Les comptes d’épicier occupent désormais la majeure partie de notre activité mentale et nous en sommes réduits à nous épuiser en calculs, entre dollars et « lollars », taux de change officiel et taux du marché noir, prix en carte de crédit, prix en chèque, prix en liquide local, prix en liquide dollars… au détriment de notre créativité, de notre productivité et de notre tranquillité d’esprit. Les banques, s’autoproclamant gestionnaires de budget au lieu d’avouer leur impuissance, dictent ce qu’on a ou n’a pas le droit de dépenser. D’aucuns se sont vu refuser un transfert étudiant parce qu’ « un master est un luxe, Madame » ou que « votre fille est capable de travailler, il n’y a pas de honte à servir dans un restaurant ». Certes, mais honte et fierté sont ici hors sujet. Vos enfants, vous vous êtes engagés à leur offrir le seul passeport valable dans un pays qui n’offre rien à ses citoyens : une éducation qui leur permette d’être mobiles et autonomes quoi qu’il arrive. Ces études, au Liban ou à l’étranger, sont la dernière étape durant laquelle ils ont encore besoin de compter sur vous. Les lâcher parce que les banques vous lâchent est un crève-cœur et un terrible désarroi. Les banques, vous leur avez confié les économies de toute votre vie active. Elles-mêmes les ont confiées à la BDL. La BDL s’en est servie pour engraisser le vide sidéral, l’incommensurable bêtise, l’avidité sans fond, l’ego sans limites et le sectarisme imbécile qui nous sert d’État.

Et vous soustrayez, et vous retenez, divisez, multipliez, vos doigts n’en peuvent plus de ne pas savoir ce qu’il y a dans vos poches. Cela si vous avez la chance d’avoir encore de quoi compter. Si quelqu’un s’en souvient, il fut un temps où l’on vous proposait un chewing-gum à la place d’une pièce de monnaie, quand il ne s’en trouvait pas dans la caisse. Désormais, le chewing-gum vaut plusieurs fois votre pièce qui elle-même ne vaut pas son coût en métal. Laissez tomber. Mais que quelqu’un dise enfin la vérité aux hérauts du « Liban fort » et de l’autoproclamée résistance, et où leur infatuation nous a menés. Tout se passe comme si, en plus de leur inaction et de leur attentisme, ils vivaient dans le déni ou l’illusion de voir encore quelque obole tomber dans leur escarcelle – un petit barrage, peut-être, à défaut de pétrole – en récompense de leur inutilité. La vraie question est : combien vaut le Liban aujourd’hui et qu’en ferait le plus offrant, si toutefois se présentait un « ponderator », un ange « peseur » d’âmes, pour en nommer la valeur ? Jamais ce pays n’a été aussi vulnérable, jamais nous ne nous serons sentis aussi nus.

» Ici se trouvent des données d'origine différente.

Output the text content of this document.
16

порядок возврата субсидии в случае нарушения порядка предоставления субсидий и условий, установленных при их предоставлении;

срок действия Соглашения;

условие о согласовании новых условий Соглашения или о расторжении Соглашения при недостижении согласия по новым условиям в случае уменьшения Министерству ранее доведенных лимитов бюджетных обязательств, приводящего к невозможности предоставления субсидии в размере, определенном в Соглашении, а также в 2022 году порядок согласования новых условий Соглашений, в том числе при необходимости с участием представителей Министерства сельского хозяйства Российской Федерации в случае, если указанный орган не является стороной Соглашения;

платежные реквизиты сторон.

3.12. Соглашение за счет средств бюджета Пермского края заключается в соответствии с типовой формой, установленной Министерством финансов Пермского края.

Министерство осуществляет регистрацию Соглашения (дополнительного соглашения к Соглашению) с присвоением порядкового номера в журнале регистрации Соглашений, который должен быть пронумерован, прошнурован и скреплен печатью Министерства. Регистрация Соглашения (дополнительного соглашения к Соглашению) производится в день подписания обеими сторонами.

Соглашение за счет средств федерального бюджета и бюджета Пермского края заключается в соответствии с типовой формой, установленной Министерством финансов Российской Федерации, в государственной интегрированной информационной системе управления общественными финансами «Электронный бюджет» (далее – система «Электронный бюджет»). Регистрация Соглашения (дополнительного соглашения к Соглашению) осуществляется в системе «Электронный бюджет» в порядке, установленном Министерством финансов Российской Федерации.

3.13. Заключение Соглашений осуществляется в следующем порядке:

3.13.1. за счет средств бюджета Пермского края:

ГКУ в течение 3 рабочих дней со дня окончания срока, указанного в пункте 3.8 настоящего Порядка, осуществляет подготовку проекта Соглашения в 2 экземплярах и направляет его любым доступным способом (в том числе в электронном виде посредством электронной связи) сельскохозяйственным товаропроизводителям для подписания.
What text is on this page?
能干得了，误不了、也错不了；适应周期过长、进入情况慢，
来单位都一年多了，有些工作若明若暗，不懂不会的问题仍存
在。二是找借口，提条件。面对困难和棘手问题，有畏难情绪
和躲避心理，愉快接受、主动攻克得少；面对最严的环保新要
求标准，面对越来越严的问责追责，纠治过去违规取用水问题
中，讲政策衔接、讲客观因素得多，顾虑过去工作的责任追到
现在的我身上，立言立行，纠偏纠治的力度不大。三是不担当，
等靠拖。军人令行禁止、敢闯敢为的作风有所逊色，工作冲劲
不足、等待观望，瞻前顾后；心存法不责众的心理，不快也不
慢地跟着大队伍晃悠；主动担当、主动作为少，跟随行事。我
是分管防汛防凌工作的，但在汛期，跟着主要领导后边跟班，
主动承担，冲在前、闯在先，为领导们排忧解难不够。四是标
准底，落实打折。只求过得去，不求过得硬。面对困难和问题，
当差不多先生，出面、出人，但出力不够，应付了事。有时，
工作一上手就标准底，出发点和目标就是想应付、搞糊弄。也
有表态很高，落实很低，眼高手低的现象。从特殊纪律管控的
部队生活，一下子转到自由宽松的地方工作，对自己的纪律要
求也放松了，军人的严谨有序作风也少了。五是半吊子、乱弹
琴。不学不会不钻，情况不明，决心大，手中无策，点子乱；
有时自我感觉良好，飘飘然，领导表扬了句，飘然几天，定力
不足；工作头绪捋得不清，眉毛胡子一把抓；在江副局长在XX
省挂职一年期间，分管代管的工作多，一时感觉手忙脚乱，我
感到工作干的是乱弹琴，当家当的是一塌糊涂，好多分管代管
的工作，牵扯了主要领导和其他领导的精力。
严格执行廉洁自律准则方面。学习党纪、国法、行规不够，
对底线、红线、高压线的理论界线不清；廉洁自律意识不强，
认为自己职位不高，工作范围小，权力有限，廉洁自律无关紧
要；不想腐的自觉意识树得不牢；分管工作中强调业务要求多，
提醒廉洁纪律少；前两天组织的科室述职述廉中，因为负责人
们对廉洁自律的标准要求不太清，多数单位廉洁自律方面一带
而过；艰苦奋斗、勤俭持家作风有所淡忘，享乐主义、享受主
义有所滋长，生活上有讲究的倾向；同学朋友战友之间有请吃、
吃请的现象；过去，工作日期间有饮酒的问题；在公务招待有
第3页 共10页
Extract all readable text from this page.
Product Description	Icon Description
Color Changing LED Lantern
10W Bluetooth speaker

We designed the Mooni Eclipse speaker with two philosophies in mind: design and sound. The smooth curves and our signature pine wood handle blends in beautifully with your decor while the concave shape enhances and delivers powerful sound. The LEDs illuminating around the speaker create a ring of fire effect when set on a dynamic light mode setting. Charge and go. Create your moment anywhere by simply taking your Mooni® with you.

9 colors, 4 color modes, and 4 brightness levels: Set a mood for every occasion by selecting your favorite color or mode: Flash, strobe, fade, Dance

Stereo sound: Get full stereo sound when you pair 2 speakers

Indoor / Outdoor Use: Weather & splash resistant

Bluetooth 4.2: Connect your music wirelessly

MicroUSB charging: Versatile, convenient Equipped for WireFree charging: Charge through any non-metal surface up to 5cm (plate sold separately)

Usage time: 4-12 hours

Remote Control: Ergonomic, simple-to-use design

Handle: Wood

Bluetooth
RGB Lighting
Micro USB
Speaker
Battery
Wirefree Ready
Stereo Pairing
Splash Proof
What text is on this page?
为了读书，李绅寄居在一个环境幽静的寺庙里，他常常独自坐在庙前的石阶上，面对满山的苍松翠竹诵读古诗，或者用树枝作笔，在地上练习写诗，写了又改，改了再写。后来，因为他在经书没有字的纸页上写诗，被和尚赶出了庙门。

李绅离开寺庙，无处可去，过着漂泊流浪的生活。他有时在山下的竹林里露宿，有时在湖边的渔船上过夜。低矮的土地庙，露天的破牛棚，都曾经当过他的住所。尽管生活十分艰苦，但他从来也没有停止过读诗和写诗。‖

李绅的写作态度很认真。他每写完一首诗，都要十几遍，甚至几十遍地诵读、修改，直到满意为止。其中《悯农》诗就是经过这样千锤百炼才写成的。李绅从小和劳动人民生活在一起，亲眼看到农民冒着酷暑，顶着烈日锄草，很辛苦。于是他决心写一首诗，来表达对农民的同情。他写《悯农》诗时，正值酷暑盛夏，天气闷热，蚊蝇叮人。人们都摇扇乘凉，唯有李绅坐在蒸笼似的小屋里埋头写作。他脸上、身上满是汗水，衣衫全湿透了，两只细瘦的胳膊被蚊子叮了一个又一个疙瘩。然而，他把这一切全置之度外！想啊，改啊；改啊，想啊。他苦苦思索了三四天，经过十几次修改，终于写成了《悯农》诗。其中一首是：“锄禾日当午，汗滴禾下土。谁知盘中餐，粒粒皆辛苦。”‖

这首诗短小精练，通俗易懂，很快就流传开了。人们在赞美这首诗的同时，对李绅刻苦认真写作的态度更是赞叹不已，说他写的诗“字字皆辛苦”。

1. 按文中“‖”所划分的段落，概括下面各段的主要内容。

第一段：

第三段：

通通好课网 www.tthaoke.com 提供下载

Occuper les gens à compter, faire des enveloppes et puis recommencer parce que le budget ne tient plus la route ni pour le loyer, ni pour les écoles, ni pour la nourriture. Voilà comment on réduit la liberté de penser à sa part la plus congrue. Voilà comment on neutralise les élans, la rage de vivre, l’espoir, les rêves d’avenir, le dépassement de soi. Les conversations tournent autour du prix des choses, point. On voudrait bien refaire encore le monde, imaginer le pays équitable où nous aimerions vivre, nous écorcher la gorge à dénoncer la classe politique qui a trahi jusqu’à ceux qui lui mangeaient dans la main, mais non : je retiens, j’ajoute, je soustrais. On peut tailler quatre parts dans une pomme; mystère de la division, une pomme n’en reste pas moins une pomme. Cette période éprouvante de notre histoire nous aura au moins appris à interroger la valeur de l’argent. Le barrage inique de Bisri : 1,2 milliard de dollars pour acheminer des eaux polluées dans les robinets de Beyrouth que, de toute façon, avec la mafia des citernes, elles auront peu de chances d’atteindre. La sonde al-Amal, d’ingénierie émiratie, lancée en orbite de Mars lundi dernier : 200 millions de dollars. Pour une fraction de la somme allouée à Bisri, certains explorent l’espace, récoltent des données, font avancer la science. L’argent ne fait le bonheur que de ceux qui savent s’en servir pour justement créer du bonheur, donner de l’espoir, motiver, stimuler. À cette aune, nous autres Libanais ne serons jamais heureux. Mais nous savons que ce ne sont pas les capacités qui nous manquent. Nous savons que nous avons un réservoir de compétences qui peut nous permettre de réaliser toutes nos aspirations. Au lieu de compter des chimères, comptons les uns sur les autres, ne laissons pas se perdre notre humanité. L’énergie qui se trouve en nous est capable de faire sauter le couvercle de pouvoir fallacieux et de corruption qui nous étouffe. Alors, à défaut de sonder l’espace, nous pourrons au moins voir briller les étoiles.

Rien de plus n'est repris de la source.